'Connecting with people': The quest for common ground on climate change
It's the question that's been hanging over the climate change debate since the beginning: how do you talk about the problem with people who think you're wrong?
Start by focusing on what unites us rather than what divides us, said atmospheric scientist Katharine Hayhoe.
"That is a lot easier said than done, because it seems like our entire public discourse these days is built on what divides us, on the tiny fraction of what we disagree on," Hayhoe, director of the Climate Science Center at Texas Tech University in Lubbock, Texas, told The House in an interview recorded in mid-December.
"Whereas most of us, if we actually sat down and had a genuine conversation, we would agree that we want to help other people, we want to do what's right. We're just disagreeing over how to get that done.

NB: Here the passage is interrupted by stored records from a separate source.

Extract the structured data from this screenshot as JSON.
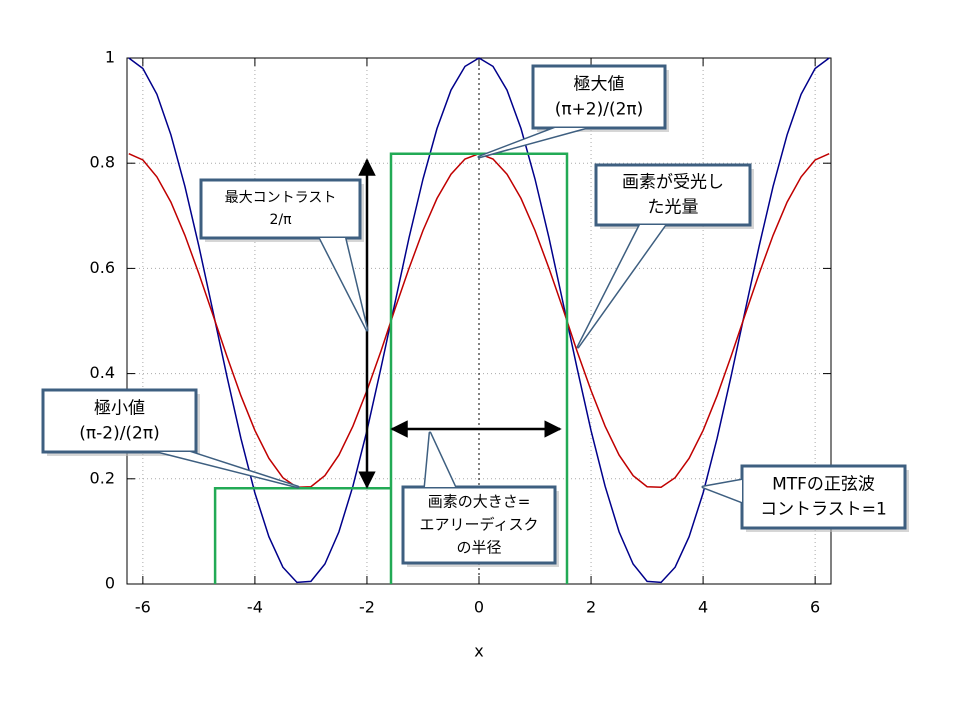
{
  "chart_data": {
    "type": "line",
    "xlabel": "x",
    "xlim": [
      -6.283,
      6.283
    ],
    "ylim": [
      0,
      1
    ],
    "xticks": [
      -6,
      -4,
      -2,
      0,
      2,
      4,
      6
    ],
    "yticks": [
      0,
      0.2,
      0.4,
      0.6,
      0.8,
      1
    ],
    "grid": true,
    "series": [
      {
        "color": "#00008b",
        "x": [
          -6.25,
          -6,
          -5.75,
          -5.5,
          -5.25,
          -5,
          -4.75,
          -4.5,
          -4.25,
          -4,
          -3.75,
          -3.5,
          -3.25,
          -3,
          -2.75,
          -2.5,
          -2.25,
          -2,
          -1.75,
          -1.5,
          -1.25,
          -1,
          -0.75,
          -0.5,
          -0.25,
          0,
          0.25,
          0.5,
          0.75,
          1,
          1.25,
          1.5,
          1.75,
          2,
          2.25,
          2.5,
          2.75,
          3,
          3.25,
          3.5,
          3.75,
          4,
          4.25,
          4.5,
          4.75,
          5,
          5.25,
          5.5,
          5.75,
          6,
          6.25
        ],
        "values": [
          1.0,
          0.98,
          0.931,
          0.854,
          0.756,
          0.642,
          0.519,
          0.395,
          0.277,
          0.173,
          0.09,
          0.032,
          0.003,
          0.005,
          0.038,
          0.099,
          0.186,
          0.292,
          0.411,
          0.535,
          0.658,
          0.77,
          0.866,
          0.939,
          0.984,
          1.0,
          0.984,
          0.939,
          0.866,
          0.77,
          0.658,
          0.535,
          0.411,
          0.292,
          0.186,
          0.099,
          0.038,
          0.005,
          0.003,
          0.032,
          0.09,
          0.173,
          0.277,
          0.395,
          0.519,
          0.642,
          0.756,
          0.854,
          0.931,
          0.98,
          1.0
        ]
      },
      {
        "color": "#c00000",
        "x": [
          -6.25,
          -6,
          -5.75,
          -5.5,
          -5.25,
          -5,
          -4.75,
          -4.5,
          -4.25,
          -4,
          -3.75,
          -3.5,
          -3.25,
          -3,
          -2.75,
          -2.5,
          -2.25,
          -2,
          -1.75,
          -1.5,
          -1.25,
          -1,
          -0.75,
          -0.5,
          -0.25,
          0,
          0.25,
          0.5,
          0.75,
          1,
          1.25,
          1.5,
          1.75,
          2,
          2.25,
          2.5,
          2.75,
          3,
          3.25,
          3.5,
          3.75,
          4,
          4.25,
          4.5,
          4.75,
          5,
          5.25,
          5.5,
          5.75,
          6,
          6.25
        ],
        "values": [
          0.818,
          0.806,
          0.774,
          0.726,
          0.663,
          0.59,
          0.512,
          0.433,
          0.358,
          0.292,
          0.239,
          0.202,
          0.184,
          0.185,
          0.206,
          0.245,
          0.3,
          0.368,
          0.443,
          0.523,
          0.6,
          0.672,
          0.733,
          0.779,
          0.808,
          0.818,
          0.808,
          0.779,
          0.733,
          0.672,
          0.6,
          0.523,
          0.443,
          0.368,
          0.3,
          0.245,
          0.206,
          0.185,
          0.184,
          0.202,
          0.239,
          0.292,
          0.358,
          0.433,
          0.512,
          0.59,
          0.663,
          0.726,
          0.774,
          0.806,
          0.818
        ]
      },
      {
        "color": "#22aa55",
        "x": [
          -4.71,
          -4.71,
          -1.57,
          -1.57,
          -1.57,
          1.57,
          1.57
        ],
        "values": [
          0,
          0.182,
          0.182,
          0,
          0.818,
          0.818,
          0
        ]
      }
    ],
    "annotations": [
      {
        "lines": [
          "極大値",
          "(π+2)/(2π)"
        ]
      },
      {
        "lines": [
          "最大コントラスト",
          "2/π"
        ]
      },
      {
        "lines": [
          "画素が受光し",
          "た光量"
        ]
      },
      {
        "lines": [
          "極小値",
          "(π-2)/(2π)"
        ]
      },
      {
        "lines": [
          "画素の大きさ=",
          "エアリーディスク",
          "の半径"
        ]
      },
      {
        "lines": [
          "MTFの正弦波",
          "コントラスト=1"
        ]
      }
    ]
  }
}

"Connecting with people on what we share — whether it is our faith, the sense of the place where we live, the things that we value, the activities that we participate in — is key to having positive conversations that are constructive, that actually end up in a place where we can agree on solutions, rather than ending up with both of our heads exploding."
Hayhoe and Mark Jaccard, who teaches in the School of Resource and Environmental Management at Vancouver's Simon Fraser University, spoke to host Chris Hall about specific steps governments and private citizens ought to take right now to fight climate change.
Jaccard said a strategy to put a price on carbon, such as Canada's carbon tax, is an economically efficient way to reduce emissions. So is regulation, he added.
"Most of the heavy lifting around the world is not done with carbon pricing," Jaccard said. "It's done with regulation."
From Ontario to British Columbia to California to Scandinavia, regulations can be economically efficient, he said.
"And so, the good news is that we don't need to have silly fights over the exactly correct policy."
Debriefing democracy with Donald Savoie
Donald Savoie has been thinking and writing about democracy and public administration in Canada for decades. He says he sees his 2019 book Democracy in Canada: The Disintegration of Our Institutions as his magnum opus.
In the 492-page book, Savoie — the Canada Research Chair in public administration at the University of Moncton and author of many other books — argues Canada's representative democracy is confronting significant challenges as it enters 2020. Chief among those challenges, he said, is the federal government's growing inability to create and articulate policies that resonate in all regions of the country.
Savoie's book leaves no stone unturned, examining the state of the judiciary, the media and the federal bureaucracy in the early 21st century.
But despite the headwinds facing Canada in the coming decade, Savoie said that Canadians still enjoy the benefits of one of the most solid democracies anywhere in the world.
"Look south of the border. I think no Canadian would want to trade places with (the) system they have, and certainly their party leaders," Savoie told The House in a pre-recorded interview taped in mid-December.
"We are a pretty tolerant society. We still have a deep respect for the law. We would like our Parliament to work better. We know there are flaws in the way we operate, in the way our system operates and the way our institutions operate.
"We know and we see the flaws. We know we could do better, but when we compare to Britain, the U.S., we stand in pretty good shape.
"I just want to make it better."
Meet the U.K.'s 'loneliness minister'
You might not see loneliness as a problem for governments to tackle, but the woman assigned that task on behalf of the U.K. government said she sees her new role "touching a chord" with people across the United Kingdom.
Baroness Diana Barran was re-appointed to the position in December following the Conservative Party's sweeping election victory. She is the second person to hold the job, which was created in 2018 by then-prime minister Theresa May after a U.K. government study found that nearly nine million Britons were suffering from loneliness — an emotional state many doctors say is linked to serious health conditions.
"When you mention it, people absolutely light up, and they always tell you their story of either what's happening in their community to help with loneliness or where there's a group of hidden lonely people that I've missed and I need to go and talk to," Barran told The House in an interview taped in mid-December.
"I absolutely understand why people might have reservations about it, but in terms of addressing loneliness, we do need a number of government departments to get involved. I'm sure it's no different in Canada than it is here. Unless you have somebody who is actively encouraging that involvement, it can get lost.
"At the risk of stating the obvious, the same person can be both lonely and have huge things to offer, so I genuinely believe that it adds real value in terms of how we can respond. And it definitely is touching a human chord in the people I speak to."